First, keep your home clean and clutter-free. Rats are attracted to places that are cluttered and dirty. Vacuum regularly, sweep your floors, and dust your surfaces. Don’t leave dirty dishes in the sink, and make sure food is properly stored in airtight containers. A clean house is a rat-free house.

Make sure your trash cans have tight-fitting lids. Rats will rummage through trash cans in search of food scraps. If you want to keep rats out of your garbage, make sure your trash cans have tight-fitting lids that rats can’t easily access. You should also empty your trash cans regularly so that they don’t attract rats with their food smells.

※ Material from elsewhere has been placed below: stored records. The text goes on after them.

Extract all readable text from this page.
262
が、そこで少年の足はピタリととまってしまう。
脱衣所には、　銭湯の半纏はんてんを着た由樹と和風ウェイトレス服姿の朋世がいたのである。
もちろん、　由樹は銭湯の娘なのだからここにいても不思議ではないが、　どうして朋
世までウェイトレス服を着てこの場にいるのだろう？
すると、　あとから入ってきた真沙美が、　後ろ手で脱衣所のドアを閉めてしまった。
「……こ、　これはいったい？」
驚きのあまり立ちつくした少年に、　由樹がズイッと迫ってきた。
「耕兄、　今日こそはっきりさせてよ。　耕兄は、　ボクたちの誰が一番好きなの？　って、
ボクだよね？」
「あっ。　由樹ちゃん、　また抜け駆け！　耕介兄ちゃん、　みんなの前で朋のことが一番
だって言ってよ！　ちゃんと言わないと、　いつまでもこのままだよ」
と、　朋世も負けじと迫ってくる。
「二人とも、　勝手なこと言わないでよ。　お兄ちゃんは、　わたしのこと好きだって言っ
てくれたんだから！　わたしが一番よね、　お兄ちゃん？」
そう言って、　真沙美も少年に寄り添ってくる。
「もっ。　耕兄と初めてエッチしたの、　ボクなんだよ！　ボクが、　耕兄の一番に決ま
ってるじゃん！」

Keep your yard tidy by raking up leaves, trimming bushes, and removing any other debris. A messy yard is an invitation for rats — they’ll use it as a place to hide and build their nests. You should also eliminate any sources of water that might attract them, such as pools of standing water or leaky sprinklers.

Seal up any cracks or holes around your home. Rats can squeeze through incredibly small spaces — as small as a quarter of an inch! 

This includes gaps around doors and windows, vents, plumbing, and electrical wiring. By sealing up these openings, you’ll make it much harder for rats to get into your home. 

And if you do notice an infestation of Norway rats, call an exterminator. 

An experienced exterminator will be able to quickly identify the source of the problem and put together a plan to get rid of the rats for good. In some cases, you may need ongoing treatment or maintenance services to keep the problem from returning in the future. 

Conclusion

Rats are unwelcome houseguests that can carry disease and cause damage to your home. The most common type of rat in Ohio is the Norway rat. 

To prevent these pests from taking up residence in your home, seal up any openings around the perimeter of your house and keep your yard clean and free of debris where rats could hide during the day. Keep the interior of your home clean as well. And don’t hesitate to call an exterminator.

If you take these steps, you’ll help ensure that rats aren’t on the list of things to worry about!